The Context Engine is responsible for contextualising textual logical resources and SVG historical maps. It includes the transformation engine for rendering contextualised textual resources and supporting the contextualisation of visualisations that can utilise XML-based contextualisation data, such as the SVG Historial maps used in the VICODI project. The context engine includes both a server and client. Training data submitted to the server are used to create Context Index Vectors, which are correlation vectors, which describe relationships between entities (concepts or instances) known to the system. In the present system, only terms URIs (concept or instance) derived from any ontology are sent by the client to the server. The server records the ontology entities received during training and also their top level concept e.g. location, category, person, event, artefact, abstract notion, social organisation, etc - The server not only supports training, but also vector similarity functinalities: term-term, term-document, document-document. High-level functionality includes: - Provides automated context estimate for given resource term frequency vector. - Create training resource given expert term vector and frequency vector. The expert ranks each term in resource according to the importance to the resource. - Provides context ranking (IR) for given list of result context vectors and one comparison vector. The client also supports LATCH reseasoning utilising the context of the resource (dynamically derived or stored) and the ontology. LATCH context means that we predict the most important locations, categories and time intervals (narrow for historical map queries, etc. and a wider interval for user reference).

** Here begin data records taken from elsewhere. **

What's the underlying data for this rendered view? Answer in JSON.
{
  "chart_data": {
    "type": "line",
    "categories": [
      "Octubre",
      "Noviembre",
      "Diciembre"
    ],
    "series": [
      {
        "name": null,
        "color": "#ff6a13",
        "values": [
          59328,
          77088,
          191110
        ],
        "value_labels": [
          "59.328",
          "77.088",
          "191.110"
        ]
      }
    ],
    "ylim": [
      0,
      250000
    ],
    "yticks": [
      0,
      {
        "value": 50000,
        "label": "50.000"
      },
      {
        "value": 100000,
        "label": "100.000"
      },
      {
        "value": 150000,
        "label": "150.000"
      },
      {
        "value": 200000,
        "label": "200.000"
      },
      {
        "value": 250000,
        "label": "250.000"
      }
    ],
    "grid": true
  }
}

Based on the New Generation Machine Translation Technology, SYSTRAN has constructed a hybrid machine translation system from English into Latvian based on Analysis and Transfer modules. Moreover, customisation dictionaries have been constructed in order to enhance the MT engines English to French and English to German improving the raw Machine Translation output of the Vicodi corpus and the Ontology instances.

During VICODI a web portal of European history was created. The basic functionality of it is as follows: Once the user has found (or written himself) an article, he/she can paste the text (or URL) into the on-line contextualisation tool and retrieve the same text with pontextual links in it (as underlined words, phrases, names, years, etc.). By recognizing certain parameters (keywords, years, names, etc.), the system generates appropriate context both for each hyperlinked word and the whole article. The user receives the contextual data also in the form of interactive graphical maps. So, if the user pastes (into contextualisation tool) an article about Elisabeth I, the system will automatically generate the 16th century Europe’s map from predefined SVG drawings (embedded in MSKS) and will put links on the map - in places where they belong - individual countries, regions, etc. The user is able to assess the 16th century situation both in England, the whole Europe and in individual countries. Thereby VICODI provides visually enriched interface to navigate both in place and time.

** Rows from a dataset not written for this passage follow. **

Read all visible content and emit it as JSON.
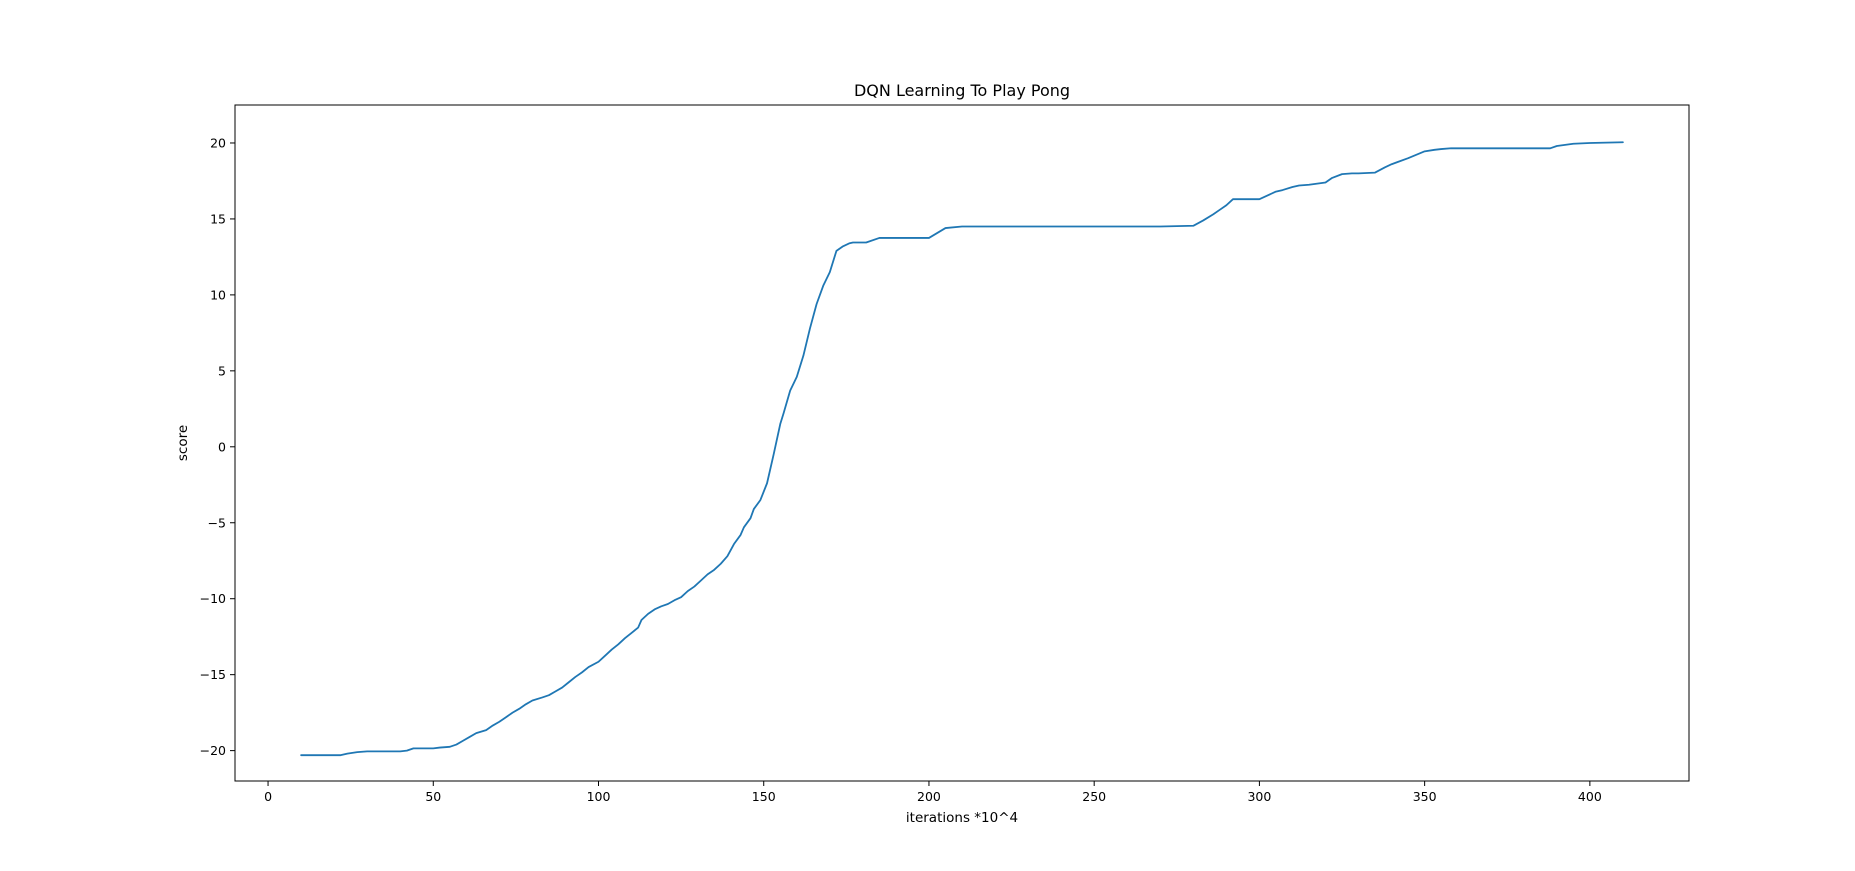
{
  "chart_data": {
    "type": "line",
    "title": "DQN Learning To Play Pong",
    "xlabel": "iterations *10^4",
    "ylabel": "score",
    "xlim": [
      -10,
      430
    ],
    "ylim": [
      -22,
      22.5
    ],
    "xticks": [
      0,
      50,
      100,
      150,
      200,
      250,
      300,
      350,
      400
    ],
    "yticks": [
      -20,
      -15,
      -10,
      -5,
      0,
      5,
      10,
      15,
      20
    ],
    "xtick_labels": [
      "0",
      "50",
      "100",
      "150",
      "200",
      "250",
      "300",
      "350",
      "400"
    ],
    "ytick_labels": [
      "−20",
      "−15",
      "−10",
      "−5",
      "0",
      "5",
      "10",
      "15",
      "20"
    ],
    "grid": false,
    "legend": "none",
    "series": [
      {
        "color": "#1f77b4",
        "x": [
          10,
          22,
          24,
          27,
          30,
          35,
          40,
          42,
          44,
          47,
          50,
          52,
          55,
          57,
          59,
          61,
          63,
          66,
          68,
          70,
          72,
          74,
          76,
          78,
          80,
          83,
          85,
          87,
          89,
          91,
          93,
          95,
          97,
          100,
          102,
          104,
          106,
          108,
          110,
          112,
          113,
          115,
          117,
          119,
          121,
          123,
          125,
          127,
          129,
          131,
          133,
          135,
          137,
          139,
          141,
          143,
          144,
          146,
          147,
          149,
          151,
          153,
          155,
          156,
          158,
          160,
          162,
          164,
          166,
          168,
          170,
          172,
          174,
          176,
          177,
          179,
          181,
          185,
          190,
          195,
          200,
          205,
          210,
          212,
          215,
          220,
          230,
          250,
          270,
          280,
          283,
          286,
          288,
          290,
          292,
          295,
          300,
          305,
          307,
          310,
          312,
          315,
          320,
          322,
          325,
          328,
          330,
          335,
          338,
          340,
          345,
          350,
          353,
          355,
          358,
          370,
          388,
          390,
          395,
          400,
          410
        ],
        "y": [
          -20.3,
          -20.3,
          -20.2,
          -20.1,
          -20.05,
          -20.05,
          -20.05,
          -20.0,
          -19.85,
          -19.85,
          -19.85,
          -19.8,
          -19.75,
          -19.6,
          -19.35,
          -19.1,
          -18.85,
          -18.65,
          -18.35,
          -18.1,
          -17.8,
          -17.5,
          -17.25,
          -16.95,
          -16.7,
          -16.5,
          -16.35,
          -16.1,
          -15.85,
          -15.5,
          -15.15,
          -14.85,
          -14.5,
          -14.15,
          -13.75,
          -13.35,
          -13.0,
          -12.6,
          -12.25,
          -11.9,
          -11.4,
          -11.0,
          -10.7,
          -10.5,
          -10.35,
          -10.1,
          -9.9,
          -9.5,
          -9.2,
          -8.8,
          -8.4,
          -8.1,
          -7.7,
          -7.2,
          -6.4,
          -5.8,
          -5.3,
          -4.7,
          -4.1,
          -3.5,
          -2.4,
          -0.5,
          1.5,
          2.2,
          3.7,
          4.6,
          6.0,
          7.8,
          9.4,
          10.6,
          11.5,
          12.9,
          13.2,
          13.4,
          13.45,
          13.45,
          13.45,
          13.75,
          13.75,
          13.75,
          13.75,
          14.4,
          14.5,
          14.5,
          14.5,
          14.5,
          14.5,
          14.5,
          14.5,
          14.55,
          14.9,
          15.3,
          15.6,
          15.9,
          16.3,
          16.3,
          16.3,
          16.8,
          16.9,
          17.1,
          17.2,
          17.25,
          17.4,
          17.7,
          17.95,
          18.0,
          18.0,
          18.05,
          18.4,
          18.6,
          19.0,
          19.45,
          19.55,
          19.6,
          19.65,
          19.65,
          19.65,
          19.8,
          19.95,
          20.0,
          20.05
        ]
      }
    ]
  }
}
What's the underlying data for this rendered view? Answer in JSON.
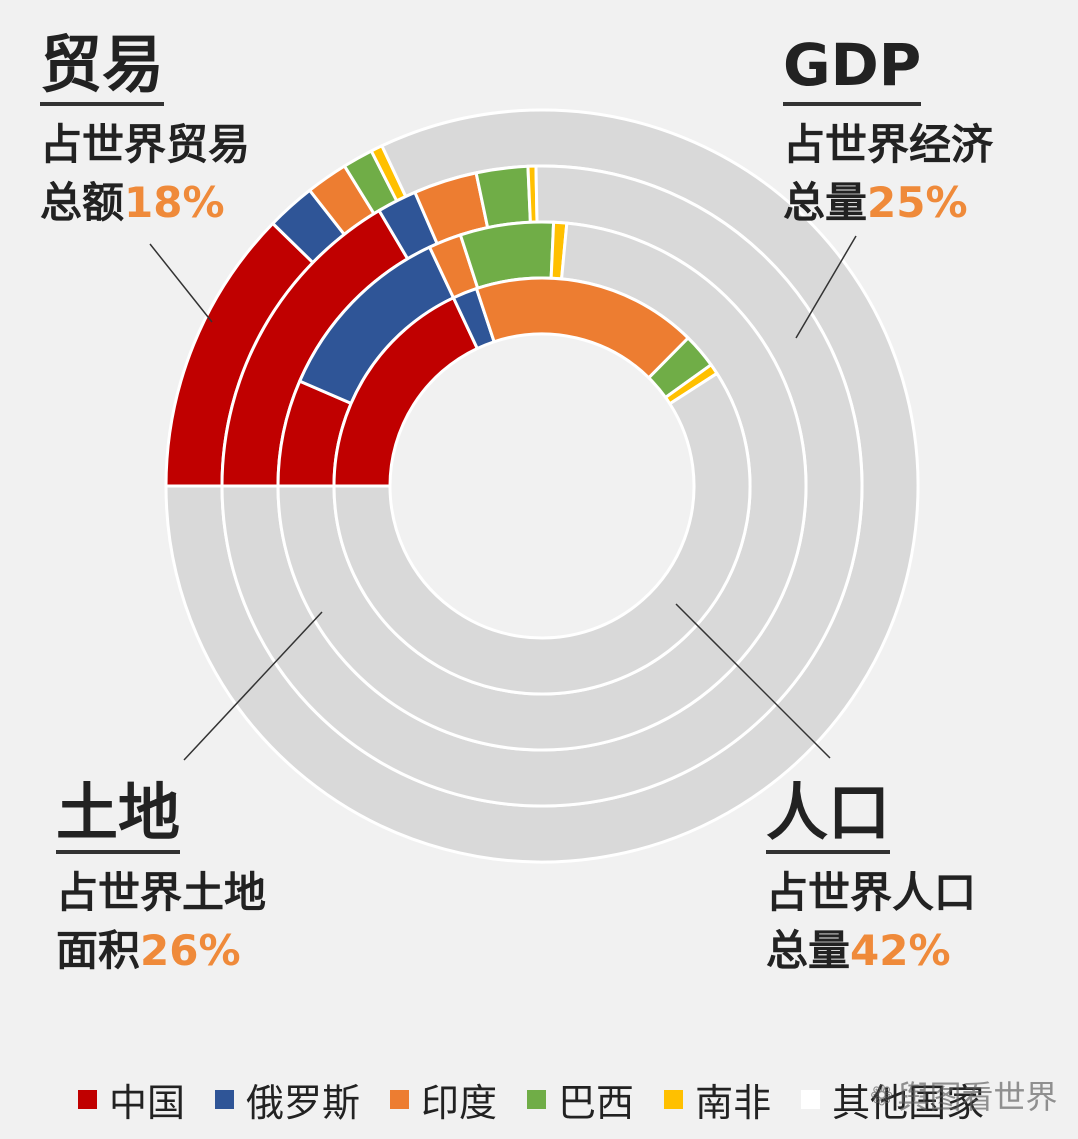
{
  "colors": {
    "background": "#f1f1f1",
    "china": "#c00000",
    "russia": "#2f5597",
    "india": "#ed7d31",
    "brazil": "#70ad47",
    "south_africa": "#ffc000",
    "other": "#d9d9d9",
    "highlight": "#ef8a3a"
  },
  "corners": {
    "trade": {
      "title": "贸易",
      "line1": "占世界贸易",
      "line2": "总额",
      "pct": "18%"
    },
    "gdp": {
      "title": "GDP",
      "line1": "占世界经济",
      "line2": "总量",
      "pct": "25%"
    },
    "land": {
      "title": "土地",
      "line1": "占世界土地",
      "line2": "面积",
      "pct": "26%"
    },
    "population": {
      "title": "人口",
      "line1": "占世界人口",
      "line2": "总量",
      "pct": "42%"
    }
  },
  "legend": [
    {
      "label": "中国",
      "color": "#c00000"
    },
    {
      "label": "俄罗斯",
      "color": "#2f5597"
    },
    {
      "label": "印度",
      "color": "#ed7d31"
    },
    {
      "label": "巴西",
      "color": "#70ad47"
    },
    {
      "label": "南非",
      "color": "#ffc000"
    },
    {
      "label": "其他国家",
      "color": "#ffffff"
    }
  ],
  "watermark": "舆图看世界",
  "chart_data": {
    "type": "pie",
    "ring_order_outer_to_inner": [
      "贸易",
      "GDP",
      "土地",
      "人口"
    ],
    "categories": [
      "中国",
      "俄罗斯",
      "印度",
      "巴西",
      "南非",
      "其他国家"
    ],
    "series": [
      {
        "name": "贸易",
        "values": [
          12.3,
          2.1,
          1.8,
          1.3,
          0.5,
          82.0
        ]
      },
      {
        "name": "GDP",
        "values": [
          16.5,
          2.0,
          3.2,
          2.6,
          0.4,
          75.3
        ]
      },
      {
        "name": "土地",
        "values": [
          6.5,
          11.5,
          2.0,
          5.7,
          0.8,
          73.5
        ]
      },
      {
        "name": "人口",
        "values": [
          18.0,
          1.9,
          17.5,
          2.7,
          0.8,
          59.1
        ]
      }
    ]
  }
}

The technology of Visual contextualization [TVC] developed during VICODI provides a context for digital resources which raises them to the knowledge level (we are referring to the well-known definition which states that ”knowledge is information in context). Moreover, the resource context is also visualized which makes it easier for users to comprehend the information conveyed by the resources. TVC is based on the perception that considering user’s context improves the results produced by an information system. Moreover, one of our most important insights is that by reading a document the user accepts the meaning of the document (its document context) as part of her user context. Therefore the context of the actual document can be used to filter and rank the results of subsequent queries. Another important insight is that visualizing the actual document context (which describes the meaning of the document) helps understanding the meaning of the document significantly. By combining visualization and context-based improvement of information system results we get the approach, which we term ‘visual contextualization’. It is important to note that our approach is not constrained to textual documents, but it is applicable generally to digital resources, like a pictures or videos.

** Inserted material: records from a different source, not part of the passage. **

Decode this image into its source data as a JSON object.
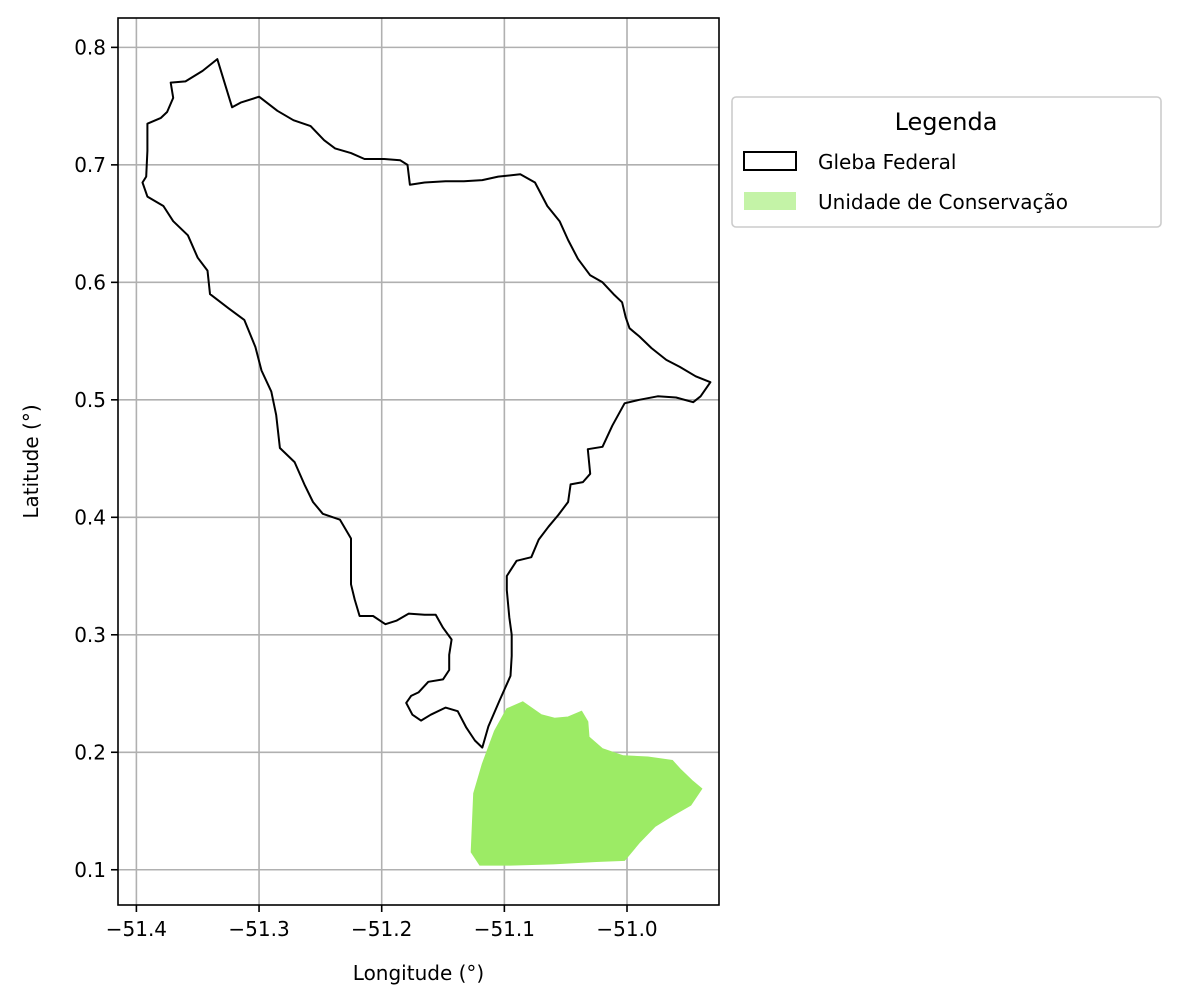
{
  "chart_data": {
    "type": "map",
    "xlabel": "Longitude (°)",
    "ylabel": "Latitude (°)",
    "xlim": [
      -51.415,
      -50.925
    ],
    "ylim": [
      0.07,
      0.825
    ],
    "xticks": [
      -51.4,
      -51.3,
      -51.2,
      -51.1,
      -51.0
    ],
    "xtick_labels": [
      "−51.4",
      "−51.3",
      "−51.2",
      "−51.1",
      "−51.0"
    ],
    "yticks": [
      0.1,
      0.2,
      0.3,
      0.4,
      0.5,
      0.6,
      0.7,
      0.8
    ],
    "ytick_labels": [
      "0.1",
      "0.2",
      "0.3",
      "0.4",
      "0.5",
      "0.6",
      "0.7",
      "0.8"
    ],
    "grid": true,
    "legend": {
      "title": "Legenda",
      "placement": "outside-right-top",
      "entries": [
        {
          "name": "Gleba Federal",
          "style": "outline",
          "edge_color": "#000000",
          "fill": "none"
        },
        {
          "name": "Unidade de Conservação",
          "style": "fill",
          "fill": "#c4f3a7"
        }
      ]
    },
    "series": [
      {
        "name": "Gleba Federal",
        "type": "polygon-outline",
        "color": "#000000",
        "points": [
          [
            -51.334,
            0.79
          ],
          [
            -51.322,
            0.749
          ],
          [
            -51.315,
            0.753
          ],
          [
            -51.3,
            0.758
          ],
          [
            -51.285,
            0.746
          ],
          [
            -51.272,
            0.738
          ],
          [
            -51.258,
            0.733
          ],
          [
            -51.247,
            0.721
          ],
          [
            -51.238,
            0.714
          ],
          [
            -51.225,
            0.71
          ],
          [
            -51.214,
            0.705
          ],
          [
            -51.198,
            0.705
          ],
          [
            -51.185,
            0.704
          ],
          [
            -51.179,
            0.7
          ],
          [
            -51.177,
            0.683
          ],
          [
            -51.165,
            0.685
          ],
          [
            -51.148,
            0.686
          ],
          [
            -51.133,
            0.686
          ],
          [
            -51.118,
            0.687
          ],
          [
            -51.105,
            0.69
          ],
          [
            -51.087,
            0.692
          ],
          [
            -51.075,
            0.685
          ],
          [
            -51.065,
            0.665
          ],
          [
            -51.055,
            0.652
          ],
          [
            -51.048,
            0.636
          ],
          [
            -51.04,
            0.62
          ],
          [
            -51.03,
            0.606
          ],
          [
            -51.02,
            0.6
          ],
          [
            -51.011,
            0.59
          ],
          [
            -51.004,
            0.583
          ],
          [
            -51.001,
            0.57
          ],
          [
            -50.998,
            0.561
          ],
          [
            -50.99,
            0.554
          ],
          [
            -50.98,
            0.544
          ],
          [
            -50.968,
            0.534
          ],
          [
            -50.957,
            0.528
          ],
          [
            -50.944,
            0.52
          ],
          [
            -50.932,
            0.515
          ],
          [
            -50.94,
            0.503
          ],
          [
            -50.946,
            0.498
          ],
          [
            -50.96,
            0.502
          ],
          [
            -50.975,
            0.503
          ],
          [
            -50.99,
            0.5
          ],
          [
            -51.002,
            0.497
          ],
          [
            -51.012,
            0.478
          ],
          [
            -51.02,
            0.46
          ],
          [
            -51.032,
            0.458
          ],
          [
            -51.03,
            0.437
          ],
          [
            -51.036,
            0.43
          ],
          [
            -51.046,
            0.428
          ],
          [
            -51.048,
            0.413
          ],
          [
            -51.056,
            0.402
          ],
          [
            -51.064,
            0.392
          ],
          [
            -51.072,
            0.381
          ],
          [
            -51.078,
            0.366
          ],
          [
            -51.09,
            0.363
          ],
          [
            -51.098,
            0.35
          ],
          [
            -51.098,
            0.338
          ],
          [
            -51.096,
            0.315
          ],
          [
            -51.094,
            0.3
          ],
          [
            -51.094,
            0.282
          ],
          [
            -51.095,
            0.265
          ],
          [
            -51.104,
            0.244
          ],
          [
            -51.113,
            0.222
          ],
          [
            -51.118,
            0.204
          ],
          [
            -51.124,
            0.21
          ],
          [
            -51.131,
            0.221
          ],
          [
            -51.138,
            0.235
          ],
          [
            -51.148,
            0.238
          ],
          [
            -51.16,
            0.232
          ],
          [
            -51.168,
            0.227
          ],
          [
            -51.175,
            0.232
          ],
          [
            -51.18,
            0.242
          ],
          [
            -51.176,
            0.248
          ],
          [
            -51.17,
            0.251
          ],
          [
            -51.162,
            0.26
          ],
          [
            -51.15,
            0.262
          ],
          [
            -51.145,
            0.27
          ],
          [
            -51.145,
            0.283
          ],
          [
            -51.143,
            0.296
          ],
          [
            -51.15,
            0.306
          ],
          [
            -51.156,
            0.317
          ],
          [
            -51.165,
            0.317
          ],
          [
            -51.178,
            0.318
          ],
          [
            -51.188,
            0.312
          ],
          [
            -51.197,
            0.309
          ],
          [
            -51.207,
            0.316
          ],
          [
            -51.218,
            0.316
          ],
          [
            -51.222,
            0.33
          ],
          [
            -51.225,
            0.343
          ],
          [
            -51.225,
            0.363
          ],
          [
            -51.225,
            0.382
          ],
          [
            -51.234,
            0.398
          ],
          [
            -51.248,
            0.403
          ],
          [
            -51.256,
            0.413
          ],
          [
            -51.263,
            0.428
          ],
          [
            -51.271,
            0.447
          ],
          [
            -51.283,
            0.459
          ],
          [
            -51.286,
            0.487
          ],
          [
            -51.29,
            0.507
          ],
          [
            -51.298,
            0.525
          ],
          [
            -51.303,
            0.545
          ],
          [
            -51.312,
            0.568
          ],
          [
            -51.325,
            0.578
          ],
          [
            -51.34,
            0.59
          ],
          [
            -51.342,
            0.61
          ],
          [
            -51.35,
            0.621
          ],
          [
            -51.358,
            0.64
          ],
          [
            -51.37,
            0.652
          ],
          [
            -51.378,
            0.665
          ],
          [
            -51.391,
            0.673
          ],
          [
            -51.395,
            0.685
          ],
          [
            -51.392,
            0.69
          ],
          [
            -51.391,
            0.712
          ],
          [
            -51.391,
            0.735
          ],
          [
            -51.38,
            0.74
          ],
          [
            -51.375,
            0.745
          ],
          [
            -51.37,
            0.757
          ],
          [
            -51.372,
            0.77
          ],
          [
            -51.36,
            0.771
          ],
          [
            -51.346,
            0.78
          ]
        ]
      },
      {
        "name": "Unidade de Conservação",
        "type": "polygon-fill",
        "color": "#9ceb65",
        "points": [
          [
            -51.125,
            0.165
          ],
          [
            -51.118,
            0.19
          ],
          [
            -51.108,
            0.218
          ],
          [
            -51.098,
            0.237
          ],
          [
            -51.085,
            0.243
          ],
          [
            -51.07,
            0.232
          ],
          [
            -51.059,
            0.229
          ],
          [
            -51.048,
            0.23
          ],
          [
            -51.037,
            0.235
          ],
          [
            -51.032,
            0.226
          ],
          [
            -51.031,
            0.213
          ],
          [
            -51.02,
            0.203
          ],
          [
            -51.003,
            0.197
          ],
          [
            -50.983,
            0.196
          ],
          [
            -50.963,
            0.193
          ],
          [
            -50.956,
            0.185
          ],
          [
            -50.947,
            0.176
          ],
          [
            -50.939,
            0.169
          ],
          [
            -50.948,
            0.155
          ],
          [
            -50.963,
            0.146
          ],
          [
            -50.977,
            0.137
          ],
          [
            -50.99,
            0.123
          ],
          [
            -51.002,
            0.108
          ],
          [
            -51.025,
            0.107
          ],
          [
            -51.06,
            0.105
          ],
          [
            -51.095,
            0.104
          ],
          [
            -51.12,
            0.104
          ],
          [
            -51.127,
            0.115
          ]
        ]
      }
    ]
  }
}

The result "SVG maps" means that we have produced both a set of 105 historical SVG maps Europe, and developed a code to enable their usage to visualise XML information retrieved from the database. Both these results are offered for further use. The ultimate goal of the VICODI SVG-based visualization was to enable Web users to visualize the retrieved information and to provide them with innovative tools to perform dynamic queries. Therefore, for the context visualization we used choropleth SVG maps, which are one of the most common forms of mapping data today, because of their simple and comprehensive appearance. 105 historical maps of Europe were created. They cover a period from the year 1000 to 2003 by decades: one map per decade; and the period 500 to 1000 by centuries. The maps contain period country names, which are retrieved from the ontology. The SVG visualisation enables a big variety of interface controls such as dynamic query, dynamic classification, geographic object data identification, user setting adjusting, as well as panning and zooming.

The domain-specific background knowledge in VICODI is encoded in an ontology of European history. We developed a completely new ontology, which is available for interested parties on the VICODI website under the GNU Free Documentation License (GFDL)6. The ontology is used on one hand as a vocabulary for document context definitions. On the other hand it is used by heuristics during automatic contextualization and context-based search as a knowledge base. We implemented the ontology using the open-source KAON framework, which provides an extension of the W3C RDFS standard. In particular KAON provides multi-lingual features (see also Section 4.4) inverse, transitive and symmetric properties in addition to standard RDFS features. Moreover, the relational database based persistence layer of KAON allows it to handle huge ontologies like the VICODI ontology with acceptable performance.